Should he stay or should he go? Luis Enrique is at the lowest point yet in his successful spell at Barcelona and the Asturian coach is out of contract at the end of the current campaign. So will this be his final season at Camp Nou?
The former Real Madrid, Barcelona and Spain midfielder moved to the Catalan club as coach in the summer of 2014 after a sole season in charge at Celta Vigo. And after a difficult start to life at Camp Noou, the Asturian led the Blaugrana to the treble in his first season in charge.
A La Liga and Copa del Rey double followed in his second season, while he has claimed eight trophies in all since succeeding Tata Martino as coach - the last of those the Spanish Supercopa secured at the end of August.
Since then, however, things have been less smooth and with 13 rounds of the Primera Division played, Barca trail fierce rivals Real Madrid by six points. Defeat at home to Zinedine Zidane's side on Saturday in the Clasico could therefore be extremely damaging.
But would it really spell the beginning of the end? And will it make any difference anyway? Luis Enrique said himself on Friday that even a win in the Clasico will not be enough to silence the critics.

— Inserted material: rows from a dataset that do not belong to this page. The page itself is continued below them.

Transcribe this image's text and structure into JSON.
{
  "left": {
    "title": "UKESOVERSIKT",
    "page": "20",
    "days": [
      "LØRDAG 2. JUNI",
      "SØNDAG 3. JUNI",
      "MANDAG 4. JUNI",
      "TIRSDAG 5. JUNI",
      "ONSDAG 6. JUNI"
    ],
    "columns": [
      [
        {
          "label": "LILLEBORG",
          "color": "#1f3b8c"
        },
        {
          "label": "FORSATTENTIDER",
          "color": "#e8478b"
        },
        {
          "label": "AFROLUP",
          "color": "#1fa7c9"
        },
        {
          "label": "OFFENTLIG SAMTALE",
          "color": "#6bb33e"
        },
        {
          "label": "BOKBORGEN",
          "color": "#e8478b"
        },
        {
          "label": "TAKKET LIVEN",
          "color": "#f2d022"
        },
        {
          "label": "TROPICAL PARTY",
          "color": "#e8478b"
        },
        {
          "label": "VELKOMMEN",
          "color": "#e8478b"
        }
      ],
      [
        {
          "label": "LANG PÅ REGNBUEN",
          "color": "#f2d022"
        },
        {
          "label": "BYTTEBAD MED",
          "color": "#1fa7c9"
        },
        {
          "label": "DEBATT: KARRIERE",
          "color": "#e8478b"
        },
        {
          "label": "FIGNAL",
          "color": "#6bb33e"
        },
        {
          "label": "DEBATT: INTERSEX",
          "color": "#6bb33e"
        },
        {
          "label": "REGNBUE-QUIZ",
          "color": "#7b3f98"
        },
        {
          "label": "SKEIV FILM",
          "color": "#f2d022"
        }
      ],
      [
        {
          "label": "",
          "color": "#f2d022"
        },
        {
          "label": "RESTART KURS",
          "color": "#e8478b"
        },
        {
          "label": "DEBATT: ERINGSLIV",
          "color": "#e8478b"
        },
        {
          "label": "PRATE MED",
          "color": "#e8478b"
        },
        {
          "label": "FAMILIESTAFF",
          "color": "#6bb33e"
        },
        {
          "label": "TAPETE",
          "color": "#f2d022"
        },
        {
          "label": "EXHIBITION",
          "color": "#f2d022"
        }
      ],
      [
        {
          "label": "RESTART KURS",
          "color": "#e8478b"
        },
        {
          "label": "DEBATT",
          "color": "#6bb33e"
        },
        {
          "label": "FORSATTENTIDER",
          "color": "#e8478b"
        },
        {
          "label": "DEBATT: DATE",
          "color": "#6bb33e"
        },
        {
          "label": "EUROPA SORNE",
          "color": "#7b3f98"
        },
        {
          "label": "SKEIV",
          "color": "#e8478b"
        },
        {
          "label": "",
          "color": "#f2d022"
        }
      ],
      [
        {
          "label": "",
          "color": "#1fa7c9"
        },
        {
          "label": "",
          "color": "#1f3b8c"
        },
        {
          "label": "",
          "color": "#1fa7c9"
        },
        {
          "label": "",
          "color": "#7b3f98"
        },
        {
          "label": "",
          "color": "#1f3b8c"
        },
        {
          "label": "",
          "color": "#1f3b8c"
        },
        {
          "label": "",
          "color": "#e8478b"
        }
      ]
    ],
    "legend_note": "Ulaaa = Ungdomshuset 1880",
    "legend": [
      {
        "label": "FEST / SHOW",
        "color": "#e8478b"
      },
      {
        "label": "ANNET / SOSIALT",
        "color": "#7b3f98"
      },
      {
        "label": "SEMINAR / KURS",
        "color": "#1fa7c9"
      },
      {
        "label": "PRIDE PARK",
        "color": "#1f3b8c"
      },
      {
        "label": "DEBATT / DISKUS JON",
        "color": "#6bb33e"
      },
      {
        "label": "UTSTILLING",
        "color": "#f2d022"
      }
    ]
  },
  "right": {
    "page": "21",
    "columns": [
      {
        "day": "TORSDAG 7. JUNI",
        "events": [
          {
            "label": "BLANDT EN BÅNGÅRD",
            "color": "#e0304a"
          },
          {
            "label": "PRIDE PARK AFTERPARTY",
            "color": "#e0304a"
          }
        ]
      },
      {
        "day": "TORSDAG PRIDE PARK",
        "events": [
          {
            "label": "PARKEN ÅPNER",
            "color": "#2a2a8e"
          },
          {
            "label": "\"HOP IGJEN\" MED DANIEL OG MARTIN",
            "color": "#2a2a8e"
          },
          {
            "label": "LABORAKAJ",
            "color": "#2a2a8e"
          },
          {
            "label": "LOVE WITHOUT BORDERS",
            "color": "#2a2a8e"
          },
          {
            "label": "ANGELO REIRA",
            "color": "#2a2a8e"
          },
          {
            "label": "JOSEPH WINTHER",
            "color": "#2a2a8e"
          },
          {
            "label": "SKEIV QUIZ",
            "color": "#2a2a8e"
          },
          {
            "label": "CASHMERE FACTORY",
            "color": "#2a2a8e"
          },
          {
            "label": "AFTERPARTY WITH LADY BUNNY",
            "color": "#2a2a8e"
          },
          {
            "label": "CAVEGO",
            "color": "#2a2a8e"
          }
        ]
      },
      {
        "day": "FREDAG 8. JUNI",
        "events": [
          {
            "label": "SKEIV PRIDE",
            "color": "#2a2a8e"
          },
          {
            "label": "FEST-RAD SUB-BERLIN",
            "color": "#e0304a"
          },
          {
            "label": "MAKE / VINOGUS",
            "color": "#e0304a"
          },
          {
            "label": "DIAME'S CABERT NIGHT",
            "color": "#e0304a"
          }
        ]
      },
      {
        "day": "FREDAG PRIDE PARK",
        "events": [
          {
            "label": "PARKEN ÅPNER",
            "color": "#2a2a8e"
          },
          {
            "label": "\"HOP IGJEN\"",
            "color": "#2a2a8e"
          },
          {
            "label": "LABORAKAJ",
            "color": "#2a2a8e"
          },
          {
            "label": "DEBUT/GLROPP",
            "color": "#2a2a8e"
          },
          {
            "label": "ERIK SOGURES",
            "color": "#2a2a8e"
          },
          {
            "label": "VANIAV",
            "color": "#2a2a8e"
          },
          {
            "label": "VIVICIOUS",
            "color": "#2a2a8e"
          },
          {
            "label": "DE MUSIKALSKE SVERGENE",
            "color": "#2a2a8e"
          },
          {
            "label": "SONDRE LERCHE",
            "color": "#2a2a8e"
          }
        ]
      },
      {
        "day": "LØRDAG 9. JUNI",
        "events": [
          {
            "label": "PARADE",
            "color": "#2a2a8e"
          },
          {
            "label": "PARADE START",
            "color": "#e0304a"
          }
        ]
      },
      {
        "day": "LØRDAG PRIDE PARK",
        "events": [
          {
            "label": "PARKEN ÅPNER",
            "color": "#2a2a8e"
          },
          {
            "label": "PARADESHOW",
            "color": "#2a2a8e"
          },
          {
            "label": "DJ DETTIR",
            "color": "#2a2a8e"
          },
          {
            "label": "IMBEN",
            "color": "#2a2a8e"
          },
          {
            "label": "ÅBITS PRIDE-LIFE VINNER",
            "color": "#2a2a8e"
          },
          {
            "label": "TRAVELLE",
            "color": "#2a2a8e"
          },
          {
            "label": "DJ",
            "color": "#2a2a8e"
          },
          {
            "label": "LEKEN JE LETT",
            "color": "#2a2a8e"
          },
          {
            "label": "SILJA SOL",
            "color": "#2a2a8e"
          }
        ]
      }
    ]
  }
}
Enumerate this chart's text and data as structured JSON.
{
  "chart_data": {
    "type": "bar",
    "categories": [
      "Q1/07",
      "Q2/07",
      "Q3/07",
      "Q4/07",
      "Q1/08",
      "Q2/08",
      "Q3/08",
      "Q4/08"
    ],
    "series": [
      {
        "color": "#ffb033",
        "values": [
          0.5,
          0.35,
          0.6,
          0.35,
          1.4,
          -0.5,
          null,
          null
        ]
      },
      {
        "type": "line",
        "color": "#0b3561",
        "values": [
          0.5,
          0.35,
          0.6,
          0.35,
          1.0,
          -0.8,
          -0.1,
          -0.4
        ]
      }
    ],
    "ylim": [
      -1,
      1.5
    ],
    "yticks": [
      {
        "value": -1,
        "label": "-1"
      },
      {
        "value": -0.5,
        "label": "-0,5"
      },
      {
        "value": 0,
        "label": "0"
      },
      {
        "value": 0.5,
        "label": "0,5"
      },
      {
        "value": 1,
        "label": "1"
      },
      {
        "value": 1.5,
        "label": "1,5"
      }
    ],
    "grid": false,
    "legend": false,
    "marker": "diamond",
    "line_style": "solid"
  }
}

"It would be naive of me to think that the critics would stop if we win the Clasico," he said. "The critics are there and I think they are even necessary."
Failure to win on Saturday and there will be many more, even at this early stage of the season, because Barca are already adrift while Madrid have not lost a single match since the beginning of April.
And even though Luis Enrique has won eight trophies as Barca boss, he has yet to discuss a new contract and there is the feeling among many that this will be the Asturian's final season as coach at the Catalan club. But should it be?
"The third year is fatal," the great Hungarian coach Bela Guttmann used to say. And at Barca, former boss Pep Guardiola found life more difficult in his fourth season, failing to win La Liga or the Champions League in his final campaign at Camp Nou.
Guardiola had seriously considered leaving after three successful seasons, but was persuaded to stay on and at times it seemed a step too far. Because even though he added more trophies in 2011-12, tensions ran high and Pep ended on poor terms with much of the squad by the time he said farewell to take a sabbatical in 2012.
The Catalan coach was exhausted by then and there are signs that Luis Enrique has had enough already.
The 46-year-old has had a rocky relationship with the media ever since his arrival, but often appears tired of the press, while the team are lacking the verve from the early days in his reign - even though there is time to turn it around in the latter part of the campaign.
His refusal to sign a new contract or even discuss one is perhaps a clear sign. Luis Enrique looks ready to walk away in the summer and, if current form is an indication, it may just be the best thing for all parties. But with eight trophies to his name as Barca boss in just over two seasons, he could yet go out on a high.